Cheap shot, HtS, maybe if you were paying attention in health class, you’d have recalled that one of the biggest risk factors for any STD is infection with another STD or risk factors associated with co-infection.

But also, I notice you have evaded all the questions I’ve put to you so far. Because I’m certain you’re only an honest broker of reasonable health information, do answer them for me.

To wit, would you advise a person in the OP’s shoes who wanted to have sex but did not want to get tested to forbear from sexual activity until such time as he does get tested? Have you adhered to this principle in your own sexual life? Does it matter that the treatment for the supposed danger of asymptomatic chlamydia is azithromycin, 1 gram oral as a single dose, especially compared to your recommended (not socially costless) battery of STD tests?

Get tested twice… if possible from two different sources. If you test positive, go to a regular doctor and have them test you again.

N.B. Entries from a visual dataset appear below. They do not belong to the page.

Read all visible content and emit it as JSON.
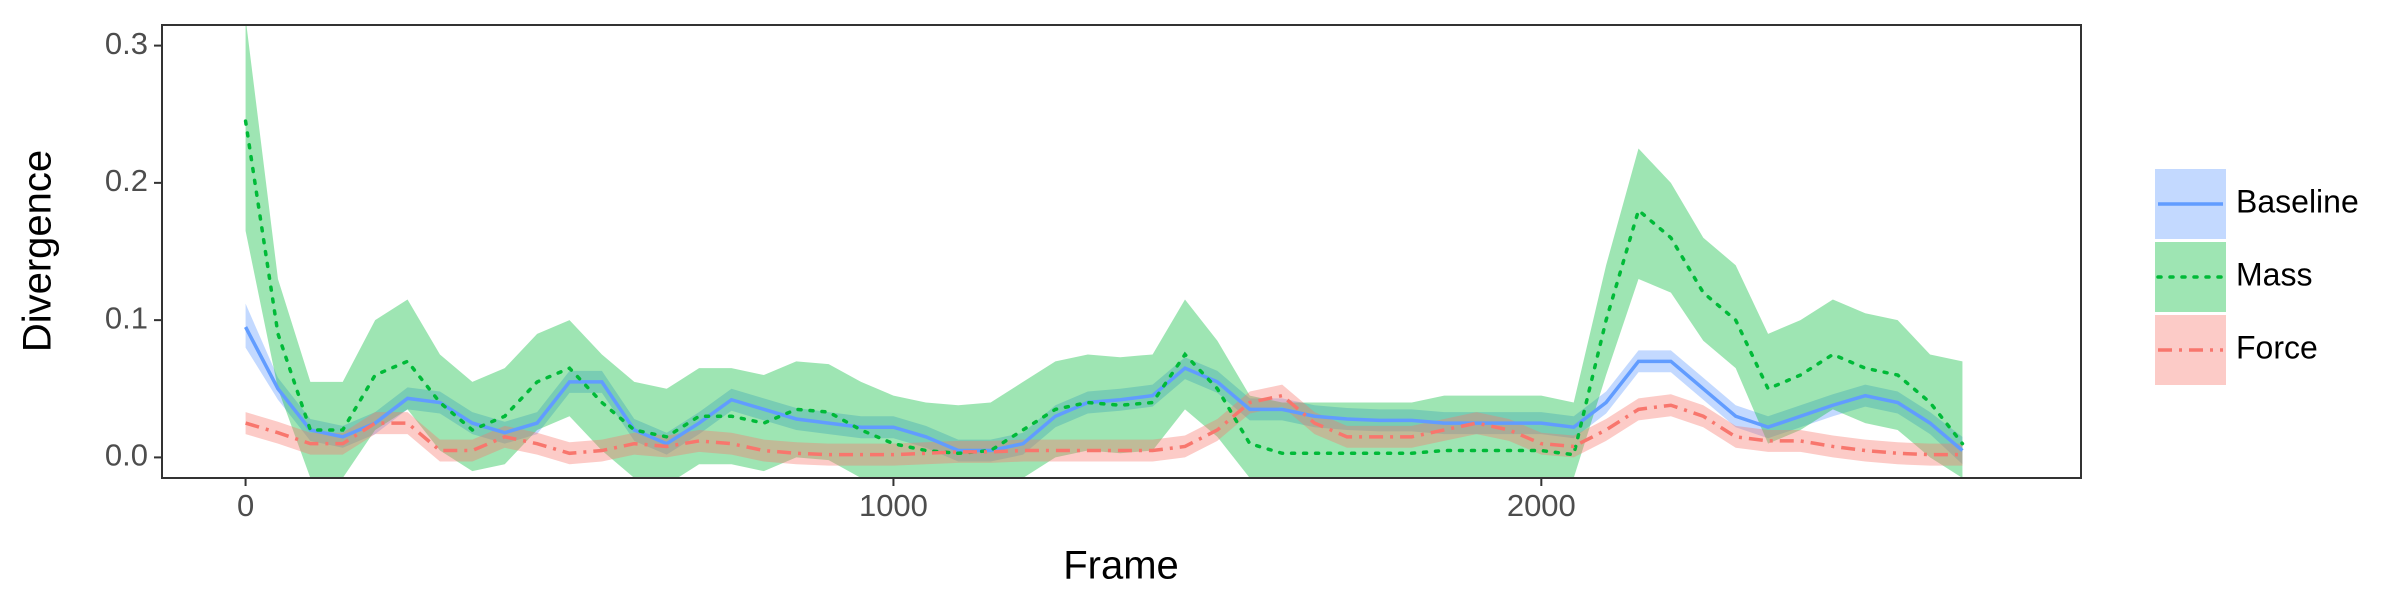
{
  "chart_data": {
    "type": "line",
    "xlabel": "Frame",
    "ylabel": "Divergence",
    "x": [
      0,
      50,
      100,
      150,
      200,
      250,
      300,
      350,
      400,
      450,
      500,
      550,
      600,
      650,
      700,
      750,
      800,
      850,
      900,
      950,
      1000,
      1050,
      1100,
      1150,
      1200,
      1250,
      1300,
      1350,
      1400,
      1450,
      1500,
      1550,
      1600,
      1650,
      1700,
      1750,
      1800,
      1850,
      1900,
      1950,
      2000,
      2050,
      2100,
      2150,
      2200,
      2250,
      2300,
      2350,
      2400,
      2450,
      2500,
      2550,
      2600,
      2650
    ],
    "series": [
      {
        "name": "Baseline",
        "color": "#619CFF",
        "linestyle": "solid",
        "values": [
          0.095,
          0.05,
          0.02,
          0.015,
          0.025,
          0.043,
          0.04,
          0.025,
          0.018,
          0.025,
          0.055,
          0.055,
          0.02,
          0.01,
          0.025,
          0.042,
          0.035,
          0.028,
          0.025,
          0.022,
          0.022,
          0.015,
          0.005,
          0.005,
          0.01,
          0.03,
          0.04,
          0.042,
          0.045,
          0.065,
          0.055,
          0.035,
          0.035,
          0.03,
          0.028,
          0.027,
          0.027,
          0.025,
          0.025,
          0.025,
          0.025,
          0.022,
          0.04,
          0.07,
          0.07,
          0.05,
          0.03,
          0.022,
          0.03,
          0.038,
          0.045,
          0.04,
          0.025,
          0.005
        ],
        "lower": [
          0.08,
          0.042,
          0.012,
          0.007,
          0.017,
          0.035,
          0.032,
          0.017,
          0.01,
          0.017,
          0.047,
          0.047,
          0.012,
          0.002,
          0.017,
          0.034,
          0.027,
          0.02,
          0.017,
          0.014,
          0.014,
          0.007,
          -0.003,
          -0.003,
          0.002,
          0.022,
          0.032,
          0.034,
          0.037,
          0.057,
          0.047,
          0.027,
          0.027,
          0.022,
          0.02,
          0.019,
          0.019,
          0.017,
          0.017,
          0.017,
          0.017,
          0.014,
          0.032,
          0.062,
          0.062,
          0.042,
          0.022,
          0.014,
          0.022,
          0.03,
          0.037,
          0.032,
          0.017,
          -0.005
        ],
        "upper": [
          0.112,
          0.058,
          0.028,
          0.023,
          0.033,
          0.051,
          0.048,
          0.033,
          0.026,
          0.033,
          0.063,
          0.063,
          0.028,
          0.018,
          0.033,
          0.05,
          0.043,
          0.036,
          0.033,
          0.03,
          0.03,
          0.023,
          0.013,
          0.013,
          0.018,
          0.038,
          0.048,
          0.05,
          0.053,
          0.073,
          0.063,
          0.043,
          0.043,
          0.038,
          0.036,
          0.035,
          0.035,
          0.033,
          0.033,
          0.033,
          0.033,
          0.03,
          0.048,
          0.078,
          0.078,
          0.058,
          0.038,
          0.03,
          0.038,
          0.046,
          0.053,
          0.048,
          0.033,
          0.015
        ]
      },
      {
        "name": "Mass",
        "color": "#00BA38",
        "linestyle": "dotted",
        "values": [
          0.245,
          0.09,
          0.02,
          0.02,
          0.06,
          0.07,
          0.04,
          0.02,
          0.03,
          0.055,
          0.065,
          0.04,
          0.02,
          0.015,
          0.03,
          0.03,
          0.025,
          0.035,
          0.033,
          0.02,
          0.01,
          0.005,
          0.003,
          0.005,
          0.02,
          0.035,
          0.04,
          0.038,
          0.04,
          0.075,
          0.05,
          0.01,
          0.003,
          0.003,
          0.003,
          0.003,
          0.003,
          0.005,
          0.005,
          0.005,
          0.005,
          0.002,
          0.1,
          0.18,
          0.16,
          0.12,
          0.1,
          0.05,
          0.06,
          0.075,
          0.065,
          0.06,
          0.04,
          0.01
        ],
        "lower": [
          0.165,
          0.05,
          -0.015,
          -0.015,
          0.02,
          0.035,
          0.005,
          -0.01,
          -0.005,
          0.02,
          0.03,
          0.005,
          -0.015,
          -0.02,
          -0.005,
          -0.005,
          -0.01,
          0,
          -0.002,
          -0.015,
          -0.015,
          -0.015,
          -0.015,
          -0.015,
          -0.015,
          0,
          0.005,
          0.003,
          0.005,
          0.035,
          0.015,
          -0.015,
          -0.015,
          -0.015,
          -0.015,
          -0.015,
          -0.015,
          -0.015,
          -0.015,
          -0.015,
          -0.015,
          -0.015,
          0.06,
          0.13,
          0.12,
          0.085,
          0.065,
          0.01,
          0.02,
          0.035,
          0.025,
          0.02,
          0,
          -0.015
        ],
        "upper": [
          0.32,
          0.13,
          0.055,
          0.055,
          0.1,
          0.115,
          0.075,
          0.055,
          0.065,
          0.09,
          0.1,
          0.075,
          0.055,
          0.05,
          0.065,
          0.065,
          0.06,
          0.07,
          0.068,
          0.055,
          0.045,
          0.04,
          0.038,
          0.04,
          0.055,
          0.07,
          0.075,
          0.073,
          0.075,
          0.115,
          0.085,
          0.045,
          0.04,
          0.04,
          0.04,
          0.04,
          0.04,
          0.045,
          0.045,
          0.045,
          0.045,
          0.04,
          0.14,
          0.225,
          0.2,
          0.16,
          0.14,
          0.09,
          0.1,
          0.115,
          0.105,
          0.1,
          0.075,
          0.07
        ]
      },
      {
        "name": "Force",
        "color": "#F8766D",
        "linestyle": "dashdot",
        "values": [
          0.025,
          0.018,
          0.01,
          0.01,
          0.025,
          0.025,
          0.005,
          0.005,
          0.015,
          0.01,
          0.003,
          0.005,
          0.01,
          0.008,
          0.012,
          0.01,
          0.005,
          0.003,
          0.002,
          0.002,
          0.002,
          0.003,
          0.004,
          0.004,
          0.005,
          0.005,
          0.005,
          0.005,
          0.005,
          0.008,
          0.02,
          0.04,
          0.045,
          0.025,
          0.015,
          0.015,
          0.015,
          0.02,
          0.025,
          0.02,
          0.01,
          0.008,
          0.02,
          0.035,
          0.038,
          0.03,
          0.015,
          0.012,
          0.012,
          0.008,
          0.005,
          0.003,
          0.002,
          0.002
        ],
        "lower": [
          0.017,
          0.01,
          0.002,
          0.002,
          0.017,
          0.017,
          -0.003,
          -0.003,
          0.007,
          0.002,
          -0.005,
          -0.003,
          0.002,
          0,
          0.004,
          0.002,
          -0.003,
          -0.005,
          -0.006,
          -0.006,
          -0.006,
          -0.005,
          -0.004,
          -0.004,
          -0.003,
          -0.003,
          -0.003,
          -0.003,
          -0.003,
          0,
          0.012,
          0.032,
          0.037,
          0.017,
          0.007,
          0.007,
          0.007,
          0.012,
          0.017,
          0.012,
          0.002,
          0,
          0.012,
          0.027,
          0.03,
          0.022,
          0.007,
          0.004,
          0.004,
          0,
          -0.003,
          -0.005,
          -0.006,
          -0.006
        ],
        "upper": [
          0.033,
          0.026,
          0.018,
          0.018,
          0.033,
          0.033,
          0.013,
          0.013,
          0.023,
          0.018,
          0.011,
          0.013,
          0.018,
          0.016,
          0.02,
          0.018,
          0.013,
          0.011,
          0.01,
          0.01,
          0.01,
          0.011,
          0.012,
          0.012,
          0.013,
          0.013,
          0.013,
          0.013,
          0.013,
          0.016,
          0.028,
          0.048,
          0.053,
          0.033,
          0.023,
          0.023,
          0.023,
          0.028,
          0.033,
          0.028,
          0.018,
          0.016,
          0.028,
          0.043,
          0.046,
          0.038,
          0.023,
          0.02,
          0.02,
          0.016,
          0.013,
          0.011,
          0.01,
          0.01
        ]
      }
    ],
    "xlim": [
      -129,
      2833
    ],
    "xticks": [
      0,
      1000,
      2000
    ],
    "ylim": [
      -0.015,
      0.315
    ],
    "yticks": [
      {
        "value": 0,
        "label": "0.0"
      },
      0.1,
      0.2,
      0.3
    ],
    "grid": false,
    "legend": "right"
  }
}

Some health care workers are like carpenters, they see every problem as a nail.
“Oh you have sore on your penis. That’s herpes. Here’s a prescription.”
“What? That didn’t work? Here’s more.”

Regular doctor: “Yeah… that doesn’t look like herpes. I’ll get full blood work done on you just in case.”
“Yeah… whatever that is, it isn’t an STD. You’re clean. Go see the dermatologist.”

  1. Yes.
  2. Ad hominem and wholly irrelevant. Your transparent intent is to criticize either a yes as overly cautious or a no as hypocritical.
  3. The medical folks would agree that his female partner should get tested. While medical opinion might be mixed based on the facts of the OP’s case, I doubt any of them would advise him not to get tested if he sought testing. And any woman with a lick of sense is going to insist that the man get tested, too.

At this point he has purchased insurance that will cover the testing and is completely within his rights to use it. He would also be within his rights to use a nonprofit provider or to pay cash. Your proposal to solve the healthcare crisis through reduced STD testing is interesting.

OK, to make it crystal clear, please confirm that the following is your position on the matter:

Every single person who has just one sexual episode with a fellow low-risk high school student eight years ago, and who, in those eight years, presents with no symptoms of STDs, is nevertheless obligated to refrain from sexual activity until a battery of STD tests reveal that he is not infected with an STD. This includes the expensive and week-long test for HIV.

Kimmy Gibbler, I would ask you to correct the three factual errors or assumptions of facts not in evidence in your post before I confirm my answer.